A PBS documentary said she had long feared the stress of the presidency would kill her husband and that she insisted his speech announcing his plans include the definitive phrase "I shall not seek and I will not accept" his party's nomination.
She was often the target of anti-war hecklers herself but of her years in the White House, Lady Bird recalled: "A lot of it was desperately painful but on balance, I loved it."
Claudia Alta Taylor was born in Karnack, Texas, near the Louisiana border, on December 22, 1912. She was two years old when she was given her nickname by a maid who described her as "purty as a lady bird."
She was the third child and only daughter of Thomas Jefferson Taylor, a storeowner from Alabama, and Minnie Lee Pattillo, a cultured woman from a family of Southern planters, who died when Lady Bird was only five.
She graduated from the University of Texas at Austin in 1934 with bachelor of arts and bachelor of journalism degrees, and met Johnson, then a congressional aide, the same year.
On their first date he asked her to marry him, and although she thought at first his proposal was a joke, they were married two months later in November 1934.
Johnson was elected to the House of Representatives in 1937, and 11 years later won a Senate seat by a mere 87 votes.
In 1960, he was elected vice president on the ticket with John Kennedy and succeeded to the presidency three years later when Kennedy was killed by a sniper in Dallas. The Johnsons were two cars behind Kennedy in a motorcade when he was shot.
Johnson was elected to a full term in his own right in 1964.
During his time in office it was often Lady Bird whom he privately turned to for advice and consolation in dark political days.
Lady Bird, a nature lover, successfully lobbied for the Highway Beautification Act which encouraged wildflower planting on public land and regulation of highway billboards.

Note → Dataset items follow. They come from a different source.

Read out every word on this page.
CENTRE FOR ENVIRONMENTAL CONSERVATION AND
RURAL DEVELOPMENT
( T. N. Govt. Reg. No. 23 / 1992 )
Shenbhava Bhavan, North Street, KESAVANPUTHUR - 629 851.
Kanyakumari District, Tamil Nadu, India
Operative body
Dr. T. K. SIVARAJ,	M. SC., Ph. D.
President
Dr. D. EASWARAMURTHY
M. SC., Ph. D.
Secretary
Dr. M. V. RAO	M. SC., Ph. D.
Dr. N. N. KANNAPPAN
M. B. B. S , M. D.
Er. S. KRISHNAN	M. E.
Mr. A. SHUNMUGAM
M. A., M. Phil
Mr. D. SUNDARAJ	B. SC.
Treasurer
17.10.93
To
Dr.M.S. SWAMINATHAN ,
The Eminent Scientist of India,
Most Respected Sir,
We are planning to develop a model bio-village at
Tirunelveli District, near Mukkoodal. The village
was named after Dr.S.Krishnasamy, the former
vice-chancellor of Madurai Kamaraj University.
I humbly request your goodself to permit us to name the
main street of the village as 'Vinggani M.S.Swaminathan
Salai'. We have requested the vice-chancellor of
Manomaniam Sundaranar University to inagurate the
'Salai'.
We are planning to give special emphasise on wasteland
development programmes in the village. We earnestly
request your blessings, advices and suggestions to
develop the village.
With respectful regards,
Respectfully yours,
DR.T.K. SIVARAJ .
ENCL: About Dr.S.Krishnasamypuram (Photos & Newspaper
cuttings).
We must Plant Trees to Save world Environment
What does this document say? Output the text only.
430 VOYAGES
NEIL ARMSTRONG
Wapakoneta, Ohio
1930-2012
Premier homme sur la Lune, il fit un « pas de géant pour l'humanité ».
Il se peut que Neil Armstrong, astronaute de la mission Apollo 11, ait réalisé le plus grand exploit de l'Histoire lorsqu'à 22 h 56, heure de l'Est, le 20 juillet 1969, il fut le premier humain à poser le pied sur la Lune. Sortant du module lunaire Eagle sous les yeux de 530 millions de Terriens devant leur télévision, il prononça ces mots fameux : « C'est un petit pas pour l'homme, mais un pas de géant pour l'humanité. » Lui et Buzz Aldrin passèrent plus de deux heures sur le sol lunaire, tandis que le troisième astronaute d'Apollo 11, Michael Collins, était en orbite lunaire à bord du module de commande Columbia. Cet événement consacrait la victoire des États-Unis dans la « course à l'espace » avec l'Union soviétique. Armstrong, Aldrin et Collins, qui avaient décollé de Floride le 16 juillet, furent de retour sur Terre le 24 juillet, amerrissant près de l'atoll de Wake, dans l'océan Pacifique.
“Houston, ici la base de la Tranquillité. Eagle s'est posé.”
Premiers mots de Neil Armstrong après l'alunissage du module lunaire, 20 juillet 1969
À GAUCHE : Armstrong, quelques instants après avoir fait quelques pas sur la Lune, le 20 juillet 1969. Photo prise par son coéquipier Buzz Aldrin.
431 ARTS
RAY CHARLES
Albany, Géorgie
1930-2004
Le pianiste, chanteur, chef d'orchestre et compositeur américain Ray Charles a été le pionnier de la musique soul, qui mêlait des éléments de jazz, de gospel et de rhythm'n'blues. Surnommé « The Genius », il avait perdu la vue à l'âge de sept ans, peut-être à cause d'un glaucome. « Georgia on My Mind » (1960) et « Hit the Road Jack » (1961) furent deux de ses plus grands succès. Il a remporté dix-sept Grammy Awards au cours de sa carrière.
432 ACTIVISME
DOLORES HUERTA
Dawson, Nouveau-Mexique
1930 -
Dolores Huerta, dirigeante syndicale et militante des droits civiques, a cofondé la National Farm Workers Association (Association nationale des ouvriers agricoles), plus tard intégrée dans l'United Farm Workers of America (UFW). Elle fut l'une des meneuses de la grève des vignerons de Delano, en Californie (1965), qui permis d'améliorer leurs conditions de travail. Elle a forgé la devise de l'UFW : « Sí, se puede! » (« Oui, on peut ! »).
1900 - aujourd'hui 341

Its passage, she later said, "gave me more pleasure than anything I did in the White House years, except perhaps seeing America."
After Johnson died of a heart attack in 1973, Lady Bird shunned active party politics, saying she preferred to do "those things that I had to leave on the shelf for so long."
She lived at the ranch in Stonewall, Texas, that was the Johnsons' refuge during the White House years and devoted herself to her family, beautification projects and Johnson's presidential library.
In 1988 she was honoured for her environmental and humanitarian work, becoming the first wife of a president to receive the Congressional Gold Medal.
She also was active in running the family business, which operated radio and television stations in Austin for 60 years until 2003.
Even after a 2002 stroke that affected her mobility and speech, she attended board meetings for the company, which she founded in 1942 by buying a radio station with US$17,500 ($22,680) in inheritance money.
The Johnsons had two daughters, Lynda Bird, who is married to Charles Robb, the former Virginia senator and governor, and Lucy Baines, who is married to Ian Turpin. She had seven grandchildren -- six girls and one boy.